Needless to say, if you want to try this method and want to change any of the images, or even the rules to create these images, please feel free! They work for me, but if other words would work better for you then go for it. I’d actually recommend having a quick think about each one and see if anything would work better for you. For example if you don’t have a sister then the 10 of Spades (“Sis”) might be tricky for you, Sauce is another possibility but have a think for yourself. These 52 have actually changed slightly over the years for me as well.

Another variation on this is to come up with 52 people or celebrities, as we’re naturally very good at recognising people. Think about how quickly a baby learns to recognise Mum and Dad, it’s one of the first things they do! Some of my images actually are people, for example the King of Clubs (“King”) is Elvis Presley, the Jack of Clubs (“Club”) is a caveman holding a very large spiked club and the King of Spades (“Spring”) is Zebedee from the Magic Roundabout (for anyone who doesn’t know, a weird character with a spring instead of legs).

If you want all 52 to be people, maybe the Clubs (night clubs) could all be pop stars, the Diamonds (wealth) could be royalty, Hearts (caring) could be TV presenters and Spades (digging, hard work) could be sports stars? Personally I felt I wanted a mix of people and images but I have heard of other people using this method instead. The exact method isn’t important, it’s whatever works for you.

Okay, so you’ve come up with a 52 step journey and you’ve learnt an image for each of the 52 playing cards. You are now ready to go. Take the deck of playing cards and look at the first one. You now need to come up with your image for that card and place it in the first location of your journey. Make the image as clear, vivid or even as disgusting as possible to give yourself the best chance of remembering it. For example, if my first card was the Ace of Clubs (“Cat”) I would imagine waking up (my first location is in my bedroom) being surrounded by a pride of lions! I tend to use lions rather than a domesticated cat as it’s a much more vivid image and have similar tricks for some of the other cards too.

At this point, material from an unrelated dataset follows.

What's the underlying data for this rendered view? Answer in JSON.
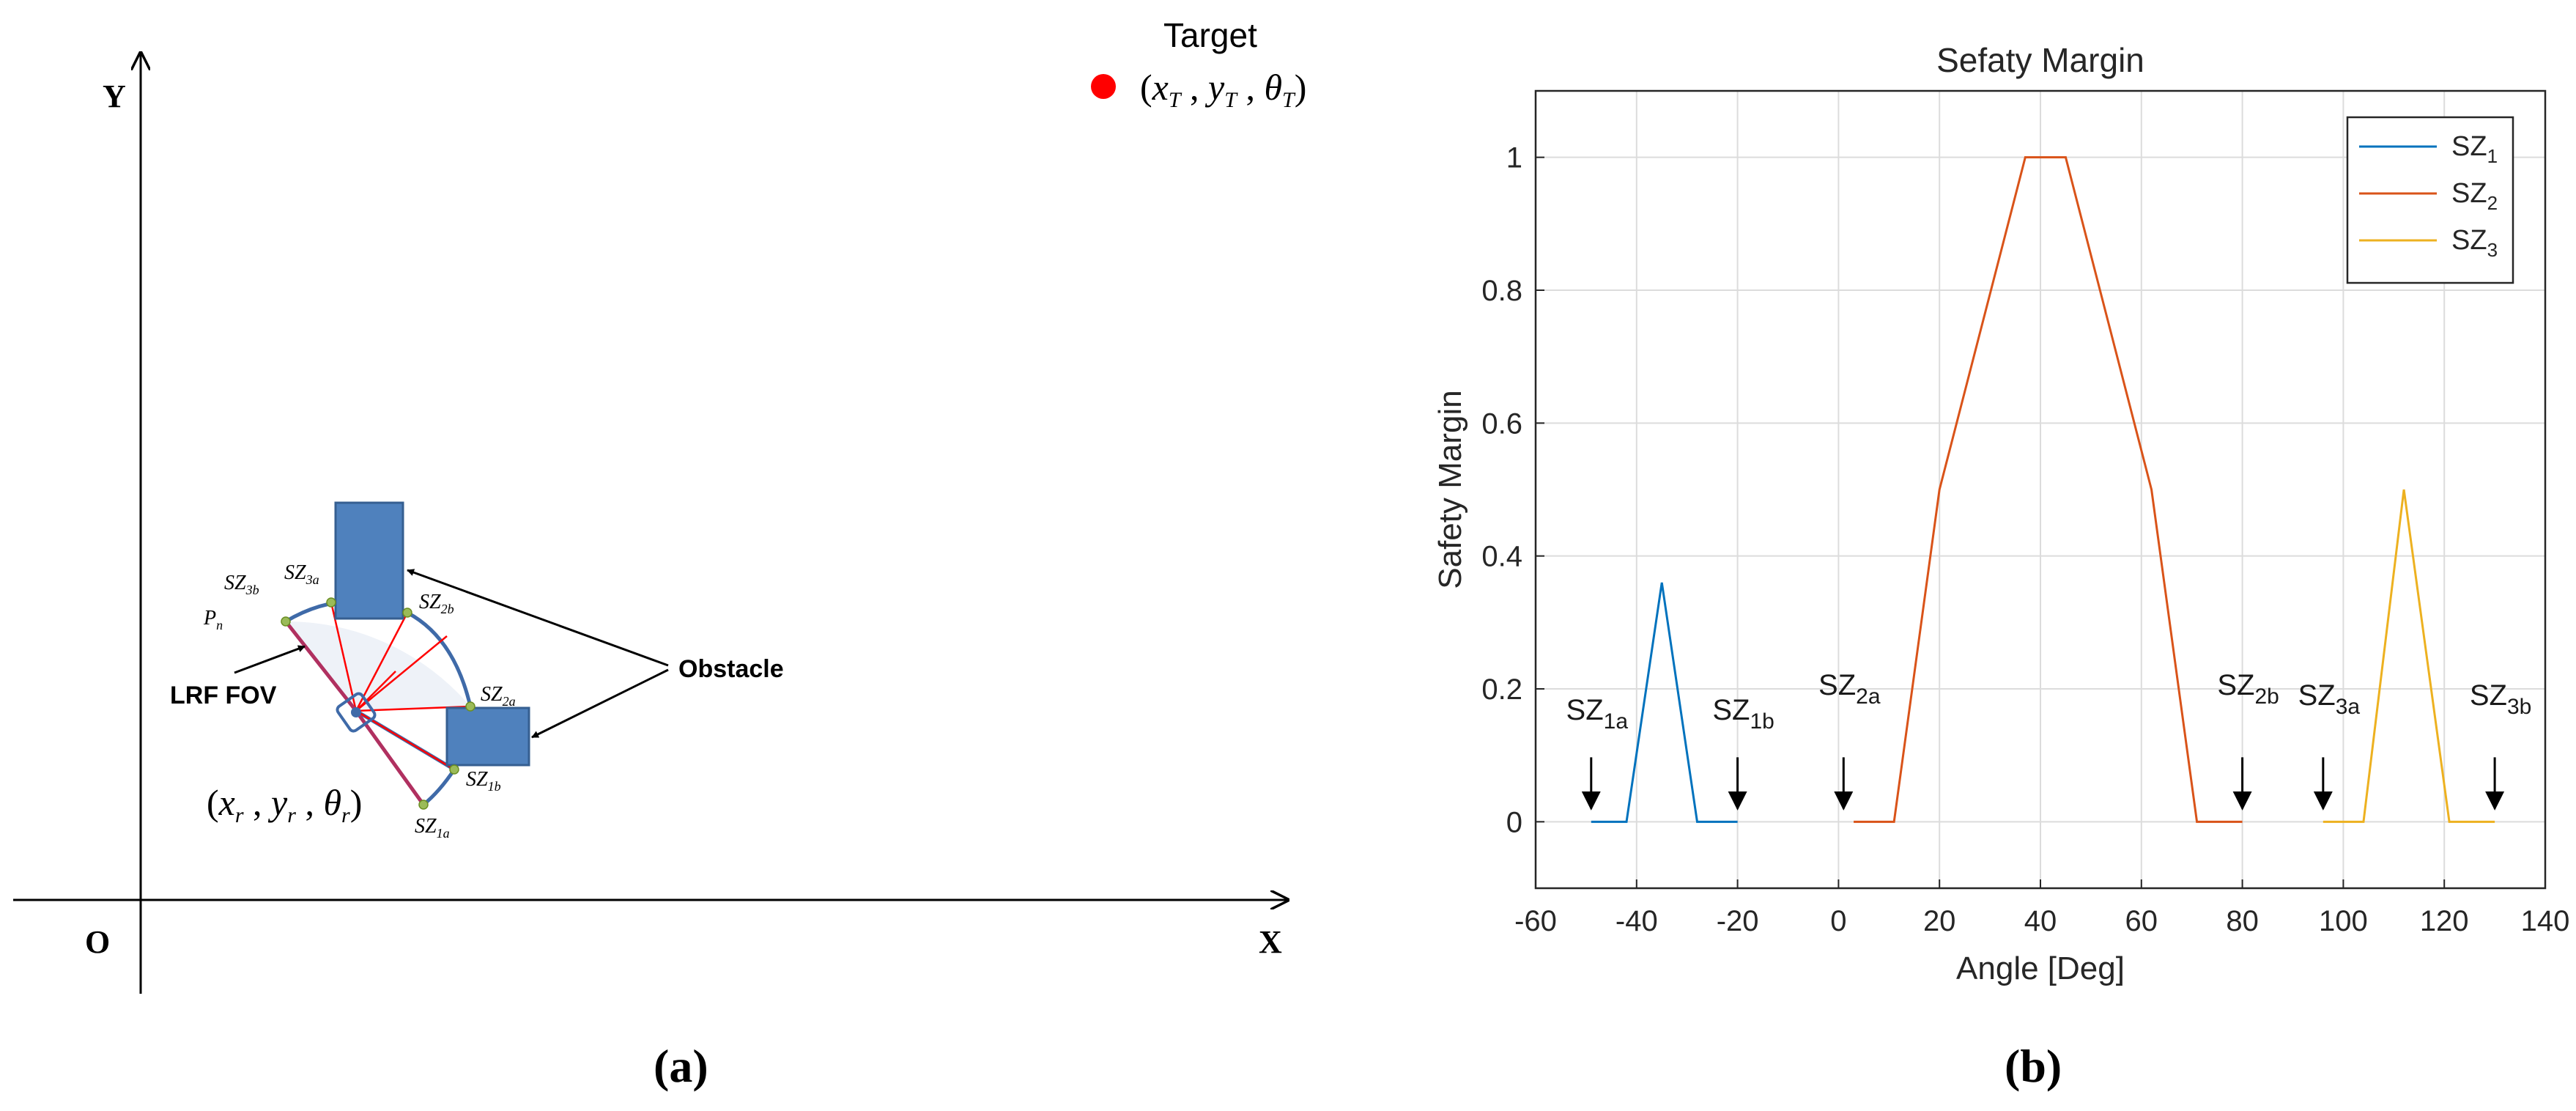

So that’s the first image stored away, now look at the second card. Work out the image for that card and place it in your second location. Once you’ve got a nice clear image for that one, look at the third card and place that image in your third location. Keep going until you’ve gone through all 52 cards and come up with a total of 52 images.

Now that you have 52 images stored away, in theory you should now be able to recall the 52 cards in the correct order. I’ll be honest, I’ve never actually managed all 52 without an error before (51 is my best), however when I first tried it I was amazed at how well it worked. To recall the cards, simply work your way through your 52 locations in order and work out which image is at that location. For the example I gave, do you remember what was in my bedroom? It’s those lions (“Cat”), which is the Ace of Clubs.

Most people are surprised that it is possible to remember all 52 of these images, however the reason this method works so well is that the human brain is extremely good at remembering images like this. Anyone who has recently studied for exams will know that rote learning is extremely difficult and that any excuse for an acronym or similar method is the way to go.

Hopefully this has inspired you to give it a go, and hopefully it’s also inspired me to do a bit of practice before the Mind Sports Olympiad later this month!